3:5 For this they willfully forget, that there were heavens from of old, and an earth compacted out of water and amidst water, by the word of God;
3:6 by which means the world that then was, being overflowed with water, perished:
3:7 but the heavens that now are, and the earth, by the same word have been stored up for fire, being reserved against the day of judgment and destruction of ungodly men.
3:8 But forget not this one thing, beloved, that one day is with the Lord as a thousand years, and a thousand years as one day.
3:9 The Lord is not slack concerning his promise, as some count slackness; but is longsuffering to you-ward, not wishing that any should perish, but that all should come to repentance.
3:10 But the day of the Lord will come as a thief; in the which the heavens shall pass away with a great noise, and the elements shall be dissolved with fervent heat, and the earth and the works that are therein shall be burned up.
3:11 Seeing that these things are thus all to be dissolved, what manner of persons ought ye to be in [all] holy living and godliness,
3:12 looking for and earnestly desiring the coming of the day of God, by reason of which the heavens being on fire shall be dissolved, and the elements shall melt with fervent heat?
3:13 But, according to his promise, we look for new heavens and a new earth, wherein dwelleth righteousness.
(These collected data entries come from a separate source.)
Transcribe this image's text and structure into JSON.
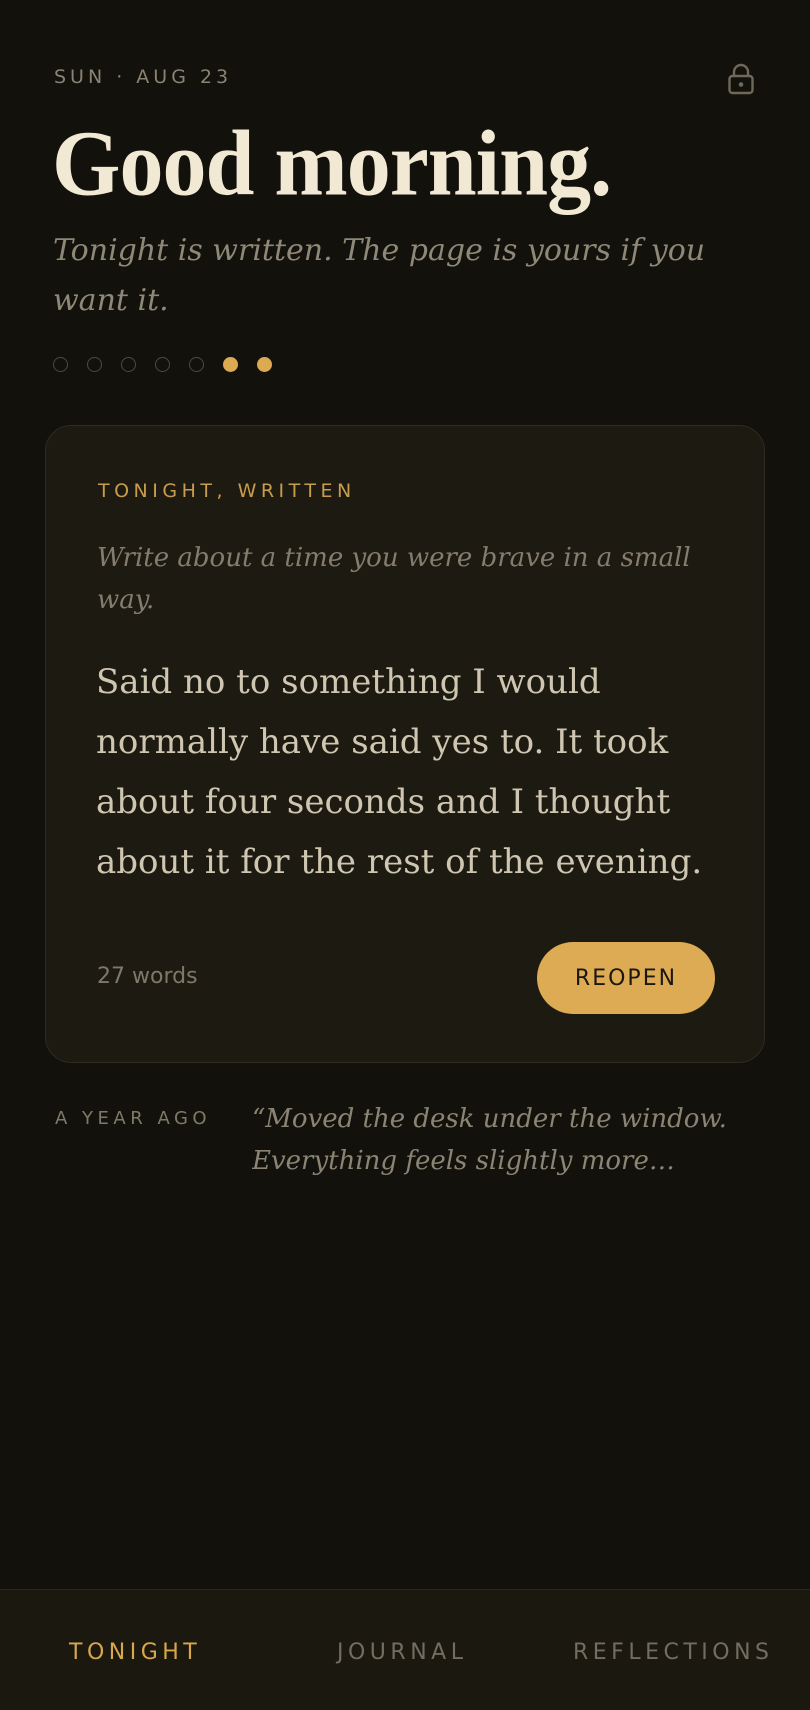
{
  "header": {
    "date": "SUN · AUG 23",
    "lock_icon": "lock-icon",
    "title": "Good morning.",
    "subtitle": "Tonight is written. The page is yours if you want it."
  },
  "progress_dots": {
    "total": 7,
    "filled": [
      5,
      6
    ]
  },
  "card": {
    "label": "TONIGHT, WRITTEN",
    "prompt": "Write about a time you were brave in a small way.",
    "entry": "Said no to something I would normally have said yes to. It took about four seconds and I thought about it for the rest of the evening.",
    "word_count": "27 words",
    "reopen_label": "REOPEN"
  },
  "memory": {
    "label": "A YEAR AGO",
    "quote": "“Moved the desk under the window. Everything feels slightly more possible"
  },
  "nav": {
    "items": [
      {
        "label": "TONIGHT",
        "active": true
      },
      {
        "label": "JOURNAL",
        "active": false
      },
      {
        "label": "REFLECTIONS",
        "active": false
      }
    ]
  },
  "colors": {
    "background": "#13110b",
    "card": "#1d1a11",
    "accent": "#dcab53",
    "text_primary": "#f1e9d4",
    "text_muted": "#8f8878"
  }
}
Consider how much this doesn't support, even contradicts, much of what McLaren teaches. Consider this statement, on page 79

Purpose of Jesus: Why is Jesus important?
Emerging View: Jesus came to become the Savior of the world, meaning he came to save the earth and all it contains from its ongoing destruction because of human evil. Through his life and teaching, through his suffering, death, and resurrection, he inserted into human history a seed of grace, truth, and hope that can never be defeated. This seed will, against all opposition and odds, prevail over the evil and injustice of humanity and lead to the world's ongoing transformation into the world God dreams of.

And this, from page 296.

We believe the vision of the new Jerusalem, like all prophetic visions, seeks to inspire our imaginations with hope about what our world can actually become through the good news of the kingdom of God.

In this emerging view, the "new heavens and new earth" (Revelation 21:1) means, not a different space-time universe, but a new way of living that is posible within this universe, a new societal system that is coming as surely as God is just and faithful...

The new Jerusalem represents, then, a new spirituality, a new way of living in which the sacred presence of God is integrated with all of life and not confined to temples...We haven't evacuated teh dark earth for the light of heaven or eternity: no, the light of heaven has come down, come down to us, down to earth.

So, McLaren says that Christ is the Savior of the world in the sense of the literal earth, that we will somehow change the world (a fearful thought indeed). Peter says that the world is "stored up for fire" and "shall be burned up".

My money's on Peter being right.

There's more to McLaren's case against what I will here call a Futurist view of the coming of Christ, meaning simply that the prophecies about Christ's return and the event leading up to and surrounding it will be fulfilled in the future. But this entry is quite long enough, so I'll deal more with it later.